Boni Maciej F, Smith David L, Laxminarayan Ramanan
Resources for the Future, Washington, DC 20036, USA.
Proc Natl Acad Sci U S A. 2008 Sep 16;105(37):14216-21. doi: 10.1073/pnas.0804628105. Epub 2008 Sep 9.
Despite the availability of many drugs and therapies to treat malaria, many countries' national policies recommend using a single first-line therapy for most clinical malaria cases. To assess whether this is the best strategy for the population as a whole, we designed an evolutionary-epidemiological modeling framework for malaria and compared the benefits of different treatment strategies in the context of resistance evolution. Our results show that the population-wide use of multiple first-line therapies (MFT) against malaria yields a better clinical outcome than using a single therapy or a cycling strategy where therapies are rotated, either on a fixed cycling schedule or when resistance levels or treatment failure become too high. MFT strategies also delay the emergence and slow the fixation of resistant strains (phenotypes), and they allow a larger fraction of the population to be treated without trading off future treatment of cases that may be untreatable because of high resistance levels. Earlier papers have noted that cycling strategies have the disadvantage of creating a less temporally variable environment than MFT strategies, making resistance evolution easier for the parasite. Here, we illustrate a second feature of parasite ecology that impairs the performance of cycling policies, namely, that cycling policies degrade the mean fitness of the parasite population more quickly than MFT policies, making it easier for new resistant types to invade and spread. The clinical benefits of using multiple first-line therapies against malaria suggest that MFT policies should play a key role in malaria elimination and control programs.

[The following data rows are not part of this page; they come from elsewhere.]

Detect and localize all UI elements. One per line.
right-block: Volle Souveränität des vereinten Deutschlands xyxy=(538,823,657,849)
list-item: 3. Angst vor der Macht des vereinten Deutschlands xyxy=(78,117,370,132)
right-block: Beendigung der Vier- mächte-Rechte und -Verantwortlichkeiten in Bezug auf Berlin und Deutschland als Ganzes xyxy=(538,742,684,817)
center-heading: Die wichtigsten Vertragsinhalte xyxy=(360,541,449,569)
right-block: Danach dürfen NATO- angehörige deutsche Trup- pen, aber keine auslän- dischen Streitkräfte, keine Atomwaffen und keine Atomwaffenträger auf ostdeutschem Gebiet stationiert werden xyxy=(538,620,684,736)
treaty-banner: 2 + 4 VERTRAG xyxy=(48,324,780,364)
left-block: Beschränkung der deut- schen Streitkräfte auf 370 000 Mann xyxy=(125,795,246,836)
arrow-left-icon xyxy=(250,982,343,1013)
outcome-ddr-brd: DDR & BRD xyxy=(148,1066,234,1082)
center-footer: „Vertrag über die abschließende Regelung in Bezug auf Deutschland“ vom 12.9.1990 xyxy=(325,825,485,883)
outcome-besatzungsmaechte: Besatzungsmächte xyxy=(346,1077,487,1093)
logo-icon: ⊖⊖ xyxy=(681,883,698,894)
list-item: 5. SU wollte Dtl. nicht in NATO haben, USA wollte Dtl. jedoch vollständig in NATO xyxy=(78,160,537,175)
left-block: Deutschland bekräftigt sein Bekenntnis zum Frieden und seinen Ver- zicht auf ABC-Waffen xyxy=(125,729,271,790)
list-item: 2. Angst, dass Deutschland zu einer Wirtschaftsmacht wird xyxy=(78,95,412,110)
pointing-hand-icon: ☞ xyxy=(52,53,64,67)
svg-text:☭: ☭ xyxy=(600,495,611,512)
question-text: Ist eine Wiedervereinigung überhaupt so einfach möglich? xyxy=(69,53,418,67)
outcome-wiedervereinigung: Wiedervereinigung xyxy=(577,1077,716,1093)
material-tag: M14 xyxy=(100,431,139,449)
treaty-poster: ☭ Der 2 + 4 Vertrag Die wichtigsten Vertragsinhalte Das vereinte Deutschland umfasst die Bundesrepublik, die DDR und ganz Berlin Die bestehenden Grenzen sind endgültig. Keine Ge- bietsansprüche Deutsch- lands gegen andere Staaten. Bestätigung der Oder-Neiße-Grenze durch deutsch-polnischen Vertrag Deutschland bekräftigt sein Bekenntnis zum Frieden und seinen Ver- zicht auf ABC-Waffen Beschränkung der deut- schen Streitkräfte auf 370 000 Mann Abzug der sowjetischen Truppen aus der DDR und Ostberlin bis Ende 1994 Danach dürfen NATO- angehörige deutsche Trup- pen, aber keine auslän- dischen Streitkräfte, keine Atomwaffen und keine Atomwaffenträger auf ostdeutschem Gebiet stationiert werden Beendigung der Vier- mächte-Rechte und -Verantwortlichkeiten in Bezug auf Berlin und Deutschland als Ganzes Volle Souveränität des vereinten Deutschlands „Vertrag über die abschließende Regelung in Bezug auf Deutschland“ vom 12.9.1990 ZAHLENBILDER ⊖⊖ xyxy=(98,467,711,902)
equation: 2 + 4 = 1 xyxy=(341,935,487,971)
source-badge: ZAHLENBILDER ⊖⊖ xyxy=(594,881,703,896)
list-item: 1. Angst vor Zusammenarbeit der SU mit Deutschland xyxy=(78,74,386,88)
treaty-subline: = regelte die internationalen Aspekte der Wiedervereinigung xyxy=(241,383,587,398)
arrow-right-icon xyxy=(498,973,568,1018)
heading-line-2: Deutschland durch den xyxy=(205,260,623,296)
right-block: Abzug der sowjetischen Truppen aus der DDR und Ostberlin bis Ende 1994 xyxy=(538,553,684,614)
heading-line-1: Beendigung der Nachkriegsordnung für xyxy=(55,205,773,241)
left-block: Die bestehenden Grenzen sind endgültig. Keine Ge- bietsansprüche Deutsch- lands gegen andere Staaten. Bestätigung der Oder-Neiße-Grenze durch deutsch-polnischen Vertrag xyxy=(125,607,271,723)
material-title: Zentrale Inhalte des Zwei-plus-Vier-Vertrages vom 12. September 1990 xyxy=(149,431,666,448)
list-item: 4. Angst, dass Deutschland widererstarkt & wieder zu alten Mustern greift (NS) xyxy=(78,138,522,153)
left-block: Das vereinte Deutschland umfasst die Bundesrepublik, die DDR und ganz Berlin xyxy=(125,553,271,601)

尽管有许多药物和疗法可用于治疗疟疾,但许多国家的国家政策建议对大多数临床疟疾病例采用单一的一线治疗方法。为了评估这是否是对全体人群而言的最佳策略,我们设计了一个疟疾的进化流行病学建模框架,并在抗药性进化的背景下比较了不同治疗策略的益处。我们的结果表明,在人群中广泛使用多种一线疗法(MFT)治疗疟疾比使用单一疗法或轮换策略(无论是按照固定的轮换时间表,还是在抗药性水平或治疗失败率过高时进行轮换)能产生更好的临床效果。MFT策略还能延迟抗药菌株(表型)的出现并减缓其固定,并且能让更大比例的人群得到治疗,同时不会牺牲对因高抗药性水平而可能无法治疗的病例的未来治疗。早期的论文指出,轮换策略的缺点是与MFT策略相比,其创造的时间变化环境较小,这使得寄生虫的抗药性进化更容易。在这里,我们阐述了寄生虫生态学的另一个特征,即轮换策略比MFT策略更快地降低寄生虫种群的平均适合度,这使得新的抗药类型更容易入侵和传播,从而削弱了轮换策略的效果。使用多种一线疗法治疗疟疾的临床益处表明,MFT策略应在疟疾消除和控制计划中发挥关键作用。